Przemysław Kot
Moje fotograficzne początki były nietypowe: zajmowałem się tworzeniem masek, które chciałem następnie w jakiś sposób uwiecznić i zaprezentować najbliższym. Wybór padł na fotografię cyfrową, która dawała możliwość wkomponowania tych instalacji w wykreowany przeze mnie obraz. Tak zaczęła się moja świadoma przygoda z fotografią. Z biegiem czasu moje zdjęcia zainteresowały szersze grono odbiorców.
Na dalszym etapie tej przygody zacząłem fascynować się również fotografią kobiecego aktu. Wtedy też w moje ręce trafił analogowy aparat średnioformatowy Kiev 60 – i zakochałem się po uszy. W fotografii analogowej urzekł mnie proces powstawania obrazu, celebracja swego rodzaju rytuałów związanych z wywoływaniem rolek, a także pewna nieprzewidywalność i wypadkowość. Poza tym lubię tę charakterystyczną miękkość obrazu, która tworzy szczególny klimat.
Bez tych etapów nie istniałby specyficzny charakter moich fotografii. Ponoć zdjęcia, które tworzymy, są nami, a my – nimi…

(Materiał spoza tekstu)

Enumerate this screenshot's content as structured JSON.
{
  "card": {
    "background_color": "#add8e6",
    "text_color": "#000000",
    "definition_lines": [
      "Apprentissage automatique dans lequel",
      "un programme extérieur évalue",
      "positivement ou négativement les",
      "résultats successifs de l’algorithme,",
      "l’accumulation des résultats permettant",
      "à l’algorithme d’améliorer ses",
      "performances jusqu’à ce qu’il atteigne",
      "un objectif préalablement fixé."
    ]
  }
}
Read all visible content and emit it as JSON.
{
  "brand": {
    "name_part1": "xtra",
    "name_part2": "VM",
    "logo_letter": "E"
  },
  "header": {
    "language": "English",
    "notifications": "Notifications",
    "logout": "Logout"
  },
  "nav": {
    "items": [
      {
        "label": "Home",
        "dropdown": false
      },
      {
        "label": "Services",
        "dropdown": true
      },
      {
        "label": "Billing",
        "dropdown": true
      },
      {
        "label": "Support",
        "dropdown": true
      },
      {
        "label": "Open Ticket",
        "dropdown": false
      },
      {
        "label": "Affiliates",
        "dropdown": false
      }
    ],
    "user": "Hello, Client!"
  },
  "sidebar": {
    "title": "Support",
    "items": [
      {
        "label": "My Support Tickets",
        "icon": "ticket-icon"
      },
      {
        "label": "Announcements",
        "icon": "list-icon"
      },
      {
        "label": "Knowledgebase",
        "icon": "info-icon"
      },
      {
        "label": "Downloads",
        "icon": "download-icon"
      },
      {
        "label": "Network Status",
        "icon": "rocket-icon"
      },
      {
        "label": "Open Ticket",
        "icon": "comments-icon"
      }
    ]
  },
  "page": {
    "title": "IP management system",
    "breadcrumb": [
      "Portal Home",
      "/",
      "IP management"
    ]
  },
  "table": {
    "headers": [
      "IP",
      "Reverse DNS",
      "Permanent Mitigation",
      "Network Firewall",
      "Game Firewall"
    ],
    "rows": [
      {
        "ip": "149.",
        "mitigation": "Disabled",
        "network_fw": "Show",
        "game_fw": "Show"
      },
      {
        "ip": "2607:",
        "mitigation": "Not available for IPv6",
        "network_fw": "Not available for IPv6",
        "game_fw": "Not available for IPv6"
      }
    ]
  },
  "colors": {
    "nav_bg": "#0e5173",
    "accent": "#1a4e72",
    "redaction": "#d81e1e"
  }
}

Jeśli chodzi o bardziej formalne osiągnięcia w karierze fotograficznej, to w styczniu 2017 zostałem członkiem Łódzkiego Towarzystwa Fotograficznego, na swoim koncie mam zagraniczną wystawę zbiorową ZED 2017 ‚zbiorową wystawę ”KORZENIE” w Poznańskiej galerii Centralne Oko, zbiorową wystawę „Wolność w kwadracie” w ŁTF oraz publikację w „Dark Beauty Magazine”.